Lets say an arrow started a 0 fps and after traveling 24" reached a speed of 200 fps. Would the time spent accelerating simply be based the average speed of the arrow which would be 100 fps?
Impossible to know.
ETA: not enough information - the arrow could be accelerating the entire distance, or it could have had a sharp impulse it the beginning and have coasted the rest of the way, or anywhere in-between.
Yes, the average velocity (time average) for a period of constant acceleration is the average of the starting velocity (in this case, 0) and the final velocity.
It certainly would, providing that the acceleration was constant.

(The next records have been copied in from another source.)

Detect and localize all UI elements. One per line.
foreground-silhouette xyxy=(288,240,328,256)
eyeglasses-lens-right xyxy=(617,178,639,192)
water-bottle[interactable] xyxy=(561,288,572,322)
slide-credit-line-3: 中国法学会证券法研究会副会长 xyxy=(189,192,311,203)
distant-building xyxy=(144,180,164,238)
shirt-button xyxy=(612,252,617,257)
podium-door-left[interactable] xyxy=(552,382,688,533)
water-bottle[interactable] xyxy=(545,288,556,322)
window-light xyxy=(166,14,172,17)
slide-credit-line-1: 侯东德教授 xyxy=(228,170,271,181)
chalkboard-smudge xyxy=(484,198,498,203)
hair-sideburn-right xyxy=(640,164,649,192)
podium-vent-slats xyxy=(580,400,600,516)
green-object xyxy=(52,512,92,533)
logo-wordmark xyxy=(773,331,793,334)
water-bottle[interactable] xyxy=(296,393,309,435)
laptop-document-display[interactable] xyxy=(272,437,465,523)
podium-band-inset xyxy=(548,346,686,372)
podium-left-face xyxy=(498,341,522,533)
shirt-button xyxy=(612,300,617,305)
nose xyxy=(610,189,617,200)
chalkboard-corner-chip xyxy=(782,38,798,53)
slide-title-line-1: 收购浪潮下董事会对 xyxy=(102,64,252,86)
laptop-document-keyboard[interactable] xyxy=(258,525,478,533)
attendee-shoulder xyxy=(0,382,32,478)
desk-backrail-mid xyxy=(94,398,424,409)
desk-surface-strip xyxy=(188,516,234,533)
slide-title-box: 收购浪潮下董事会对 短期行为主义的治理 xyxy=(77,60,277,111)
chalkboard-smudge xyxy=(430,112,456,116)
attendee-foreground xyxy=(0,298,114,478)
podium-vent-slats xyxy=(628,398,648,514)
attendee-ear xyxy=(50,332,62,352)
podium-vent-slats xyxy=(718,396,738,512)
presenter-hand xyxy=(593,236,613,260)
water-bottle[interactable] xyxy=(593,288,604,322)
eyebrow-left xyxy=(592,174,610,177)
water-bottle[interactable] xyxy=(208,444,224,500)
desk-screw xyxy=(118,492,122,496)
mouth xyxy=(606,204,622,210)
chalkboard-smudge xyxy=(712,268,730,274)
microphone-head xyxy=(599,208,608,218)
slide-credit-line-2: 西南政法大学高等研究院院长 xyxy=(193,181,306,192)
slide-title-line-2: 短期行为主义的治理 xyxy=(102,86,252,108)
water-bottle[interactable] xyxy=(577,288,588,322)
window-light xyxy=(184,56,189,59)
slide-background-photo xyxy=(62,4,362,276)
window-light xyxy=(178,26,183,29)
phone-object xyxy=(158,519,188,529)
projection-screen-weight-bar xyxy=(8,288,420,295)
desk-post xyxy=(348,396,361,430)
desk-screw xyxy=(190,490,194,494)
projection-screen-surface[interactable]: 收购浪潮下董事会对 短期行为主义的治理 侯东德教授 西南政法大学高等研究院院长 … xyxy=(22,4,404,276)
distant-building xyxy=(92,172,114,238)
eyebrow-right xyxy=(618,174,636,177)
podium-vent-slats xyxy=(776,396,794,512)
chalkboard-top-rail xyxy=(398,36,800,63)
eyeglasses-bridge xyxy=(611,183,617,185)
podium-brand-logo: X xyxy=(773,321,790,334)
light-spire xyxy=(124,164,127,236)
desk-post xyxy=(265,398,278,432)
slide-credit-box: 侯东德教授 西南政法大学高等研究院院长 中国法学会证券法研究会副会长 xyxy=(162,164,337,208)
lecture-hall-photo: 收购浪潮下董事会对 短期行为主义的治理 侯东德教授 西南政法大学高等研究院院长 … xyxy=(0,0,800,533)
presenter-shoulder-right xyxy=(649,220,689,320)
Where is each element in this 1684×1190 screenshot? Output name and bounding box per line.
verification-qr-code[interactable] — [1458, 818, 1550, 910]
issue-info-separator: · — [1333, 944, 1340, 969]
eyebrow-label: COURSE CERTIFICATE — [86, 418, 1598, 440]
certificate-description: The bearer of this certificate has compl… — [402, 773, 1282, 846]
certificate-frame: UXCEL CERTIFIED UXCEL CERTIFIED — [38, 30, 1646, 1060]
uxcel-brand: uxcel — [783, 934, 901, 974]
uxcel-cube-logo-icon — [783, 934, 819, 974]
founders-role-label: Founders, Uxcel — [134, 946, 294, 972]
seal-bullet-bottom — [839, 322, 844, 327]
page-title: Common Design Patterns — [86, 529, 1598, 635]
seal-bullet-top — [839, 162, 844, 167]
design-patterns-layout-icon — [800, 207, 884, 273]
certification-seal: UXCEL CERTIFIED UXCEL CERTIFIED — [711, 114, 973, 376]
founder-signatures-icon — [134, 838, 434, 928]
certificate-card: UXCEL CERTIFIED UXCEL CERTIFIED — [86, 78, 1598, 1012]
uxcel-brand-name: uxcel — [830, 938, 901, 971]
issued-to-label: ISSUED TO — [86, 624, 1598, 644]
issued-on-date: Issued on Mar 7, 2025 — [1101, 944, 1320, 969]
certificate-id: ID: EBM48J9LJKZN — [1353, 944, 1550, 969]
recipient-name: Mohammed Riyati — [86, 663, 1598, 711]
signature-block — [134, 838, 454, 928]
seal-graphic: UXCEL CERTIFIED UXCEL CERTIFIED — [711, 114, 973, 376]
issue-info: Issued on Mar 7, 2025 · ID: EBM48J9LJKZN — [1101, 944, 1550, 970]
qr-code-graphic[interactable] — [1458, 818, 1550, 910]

Good point - I assumed a constant acceleration.
I expect that the rate of acceleration increases because of the leverage changes the arrow has over the bending bow due to string angle. The change in the rate would likley be fairy uniform yet I dont know what that rate would be.
If you assumed the rate of increase in acceleration was constant (a constant “jerk”), you could determine the average velocity from the information given, I think. If I have a chance tonight I’ll derive…
Actually was pretty simple. If jerk (change in acceleration) is constant, and acceleration and velocity start at zero, then distance travelled is 1/6 j t[sup]3[/sup] and velocity is 1/2 t[sup]2[/sup] over the period the jerk, j, is applied. At the end of that period T, we know distance is 2 feet, and velocity is 200 fps, so we can calculate T as .03 seconds. Over that time period, the arrow moved 2 feet giving an average velocity of 66 2/3 fps.
This agrees with how I felt intuitively but was unsure.
I would actually expect the acceleration to start off large, and then decrease. When a bow is undrawn, it takes very little force to pluck the string a small amount, but when it’s fully drawn, it takes a very large force to hold it drawn. And the force should be proportional to the acceleration of the arrow.
You might be right, the force is much larger but the leverage is lower and the power drops faster. There is also the momentum of the limbs which might cancel out.
A very well designed bow will take advantage of the lower string angles at the end of the stroke and slow down the outer limbs bleeding off the momentum. I haven’t really dealt much with the acceleration rate until very recently. I was always more concerned with what happened in the last few inches of the power stroke. You probably are right.
So approximating this as starting with acceleration of a[sub]0[/sub] and a constant jerk sufficient to reduce acceleration to zero at the moment of release might be more appropriate than my previous approximation. Using that assumption gives an average velocity of 133.33… fps over the period of acceleration.